Shelter taking hits on policy

Nola Sizemore Staff Writer

September 13, 2013

Making a second trip to a recent meeting of the Loyall City Council, local veterinarian Dr. Doug Mickey complained about the Harlan County Animal Shelter’s euthanizing procedures.

Loyall resident and Harlan County Animal Shelter Advisory Board Member Pete Vowell defended the shelter’s policies and Harlan County Animal Control Officer Duncan Caldwell, saying “Caldwell is doing a good job with very limited resources and help.”

Mayor Clarence Longworth added the shelter had been “good” in the past to loan the city traps to catch stray cats. He added he was aware the shelter doesn’t have to take cats, but the stray cat population has grown in the city.

“The stray dog population has decreased dramatically,” said Longworth. “We took them all to the shelter and it has helped with the problem.”

Mickey said he felt the cat policy had changed “in the last years” and he “didn’t know why the shelter won’t take cats other than their anti-euthanizing policy.”

“They told us from the start, the shelter can’t get rid of the cats,” said Longworth. “Shelters across the state don’t take cats.”

Mickey said when rescue groups get involved, the shelter seems to be “done with collecting animals.”

Longworth said he fears cats will be destroyed inhumanly if there is no other alternative.

“We have a petition out to give people of Harlan County first consideration in adopting and dropping off strays and euthanize the rest,” said Mickey. “That should be the mission of the shelter, I think.

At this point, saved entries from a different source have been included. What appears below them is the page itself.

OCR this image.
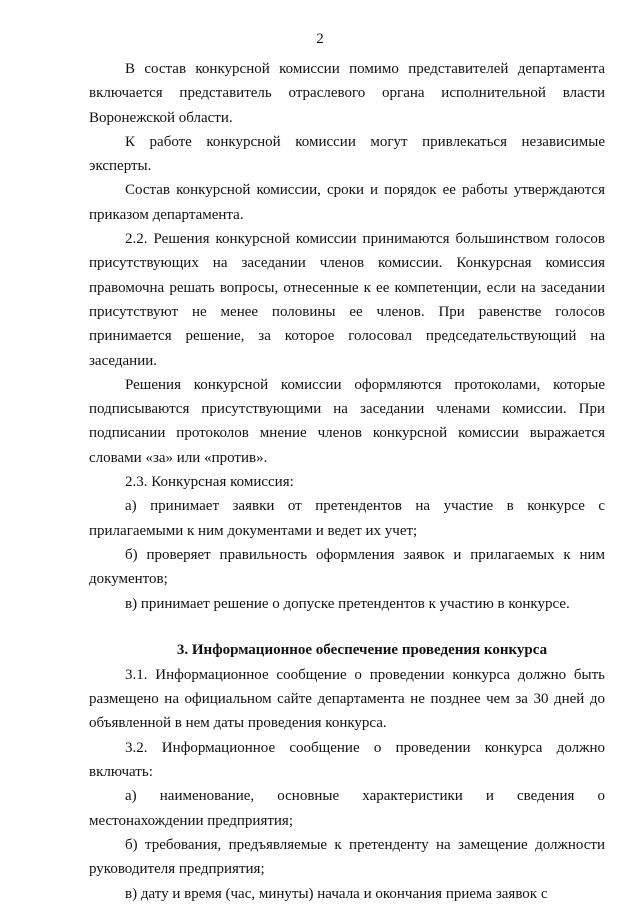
2

В состав конкурсной комиссии помимо представителей департамента включается представитель отраслевого органа исполнительной власти Воронежской области.

К работе конкурсной комиссии могут привлекаться независимые эксперты.

Состав конкурсной комиссии, сроки и порядок ее работы утверждаются приказом департамента.

2.2. Решения конкурсной комиссии принимаются большинством голосов присутствующих на заседании членов комиссии. Конкурсная комиссия правомочна решать вопросы, отнесенные к ее компетенции, если на заседании присутствуют не менее половины ее членов. При равенстве голосов принимается решение, за которое голосовал председательствующий на заседании.

Решения конкурсной комиссии оформляются протоколами, которые подписываются присутствующими на заседании членами комиссии. При подписании протоколов мнение членов конкурсной комиссии выражается словами «за» или «против».

2.3. Конкурсная комиссия:

а) принимает заявки от претендентов на участие в конкурсе с прилагаемыми к ним документами и ведет их учет;

б) проверяет правильность оформления заявок и прилагаемых к ним документов;

в) принимает решение о допуске претендентов к участию в конкурсе.

3. Информационное обеспечение проведения конкурса

3.1. Информационное сообщение о проведении конкурса должно быть размещено на официальном сайте департамента не позднее чем за 30 дней до объявленной в нем даты проведения конкурса.

3.2. Информационное сообщение о проведении конкурса должно включать:

а) наименование, основные характеристики и сведения о местонахождении предприятия;

б) требования, предъявляемые к претенденту на замещение должности руководителя предприятия;

в) дату и время (час, минуты) начала и окончания приема заявок с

They have a guy working there, on a salary, and he’s the animal control officer. Well, there’s not much control going on.”

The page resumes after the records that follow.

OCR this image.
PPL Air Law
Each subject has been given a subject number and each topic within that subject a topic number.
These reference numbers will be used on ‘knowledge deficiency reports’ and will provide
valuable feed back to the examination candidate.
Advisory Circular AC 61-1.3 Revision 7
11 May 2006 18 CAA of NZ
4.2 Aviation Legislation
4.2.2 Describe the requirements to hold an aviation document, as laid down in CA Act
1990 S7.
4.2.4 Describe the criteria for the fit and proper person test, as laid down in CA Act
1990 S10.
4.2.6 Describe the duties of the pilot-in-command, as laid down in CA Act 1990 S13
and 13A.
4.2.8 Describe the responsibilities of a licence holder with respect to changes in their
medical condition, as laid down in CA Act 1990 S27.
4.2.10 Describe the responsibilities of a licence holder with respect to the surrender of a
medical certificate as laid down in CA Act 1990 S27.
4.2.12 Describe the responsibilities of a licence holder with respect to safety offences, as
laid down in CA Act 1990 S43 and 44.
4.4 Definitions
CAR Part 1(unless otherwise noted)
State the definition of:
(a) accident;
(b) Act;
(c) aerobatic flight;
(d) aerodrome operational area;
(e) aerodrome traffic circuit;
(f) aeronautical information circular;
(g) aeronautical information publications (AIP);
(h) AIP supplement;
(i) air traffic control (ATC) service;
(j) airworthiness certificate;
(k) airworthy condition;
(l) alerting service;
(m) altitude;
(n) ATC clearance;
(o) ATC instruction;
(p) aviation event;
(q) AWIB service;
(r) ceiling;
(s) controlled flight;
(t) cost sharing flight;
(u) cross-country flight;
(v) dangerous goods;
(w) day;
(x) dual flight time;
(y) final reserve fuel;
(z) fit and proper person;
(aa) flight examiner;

Vowell joined the conversation saying as far as the shelter accepting animals, the regulations are all geared toward dogs - not cats.

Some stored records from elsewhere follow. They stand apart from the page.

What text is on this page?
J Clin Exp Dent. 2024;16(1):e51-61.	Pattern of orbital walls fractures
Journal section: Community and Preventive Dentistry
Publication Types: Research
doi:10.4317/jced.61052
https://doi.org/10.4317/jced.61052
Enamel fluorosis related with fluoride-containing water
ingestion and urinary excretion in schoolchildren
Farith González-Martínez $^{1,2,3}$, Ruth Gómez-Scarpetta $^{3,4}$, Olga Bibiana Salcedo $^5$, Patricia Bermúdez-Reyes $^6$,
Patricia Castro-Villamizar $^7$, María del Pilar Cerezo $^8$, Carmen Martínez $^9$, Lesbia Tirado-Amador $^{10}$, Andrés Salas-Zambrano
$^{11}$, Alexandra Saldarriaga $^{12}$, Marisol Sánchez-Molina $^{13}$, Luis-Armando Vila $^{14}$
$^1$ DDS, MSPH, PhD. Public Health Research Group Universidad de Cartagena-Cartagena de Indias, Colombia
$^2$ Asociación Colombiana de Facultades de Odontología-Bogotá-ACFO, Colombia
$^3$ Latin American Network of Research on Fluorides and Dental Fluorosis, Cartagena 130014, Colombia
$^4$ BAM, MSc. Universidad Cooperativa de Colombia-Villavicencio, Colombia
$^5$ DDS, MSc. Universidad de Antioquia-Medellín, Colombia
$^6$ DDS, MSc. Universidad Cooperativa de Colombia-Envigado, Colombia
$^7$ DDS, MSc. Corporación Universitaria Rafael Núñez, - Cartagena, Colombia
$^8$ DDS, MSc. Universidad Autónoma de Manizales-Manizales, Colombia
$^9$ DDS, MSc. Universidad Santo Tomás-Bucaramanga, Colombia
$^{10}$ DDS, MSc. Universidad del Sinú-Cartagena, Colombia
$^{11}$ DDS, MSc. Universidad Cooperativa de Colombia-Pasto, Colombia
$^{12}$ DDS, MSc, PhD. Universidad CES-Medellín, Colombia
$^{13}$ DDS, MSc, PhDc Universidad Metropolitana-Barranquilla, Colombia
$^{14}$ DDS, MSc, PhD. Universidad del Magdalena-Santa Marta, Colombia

“I know they have had cats at the shelter,” said Vowell. “The shelter is not constructed in a way to house cats. They have a very small space to house cats and there are so many stray cats in the county. This is the fourth animal control officer the county has had and budget wise they are limited. We started out with nothing — an old garage converted. I want to take up for the animal control officer because he is responsible for the entire county, approximately 30,000 residents.”

Vowell suggested Mickey attend the shelter’s advisory board meeting to express his concerns.

Loyall resident Becky Burgess suggested Mickey go to a Harlan Fiscal Court meeting and speak directly with the court and Harlan County Judge-Executive Joe Grieshop about his concerns since they are ultimately in charge of the shelter.

“Duncan Caldwell doesn’t have control, no group in Florida has control. No one else has control. Joe Grieshop is the one who has control,” said Burgess. “If you want to know something and know correctly, go to Joe Grieshop’s office or fiscal court.”

Longworth said he had been told when residents called Grieshop’s office about the shelter they are being told to call the city of Loyall.

“You can’t get through to talk to Joe Grieshop,” said Mickey. “You can’t get him to answer anything. It’s convenient to come to the council meeting because it’s at 7 p.m. The fiscal court meetings are at 10 a.m. when no one can attend them. That cuts out a lot of working people who would like to go to these meetings. Good luck if you’re trying to get in touch with Joe Grieshop.”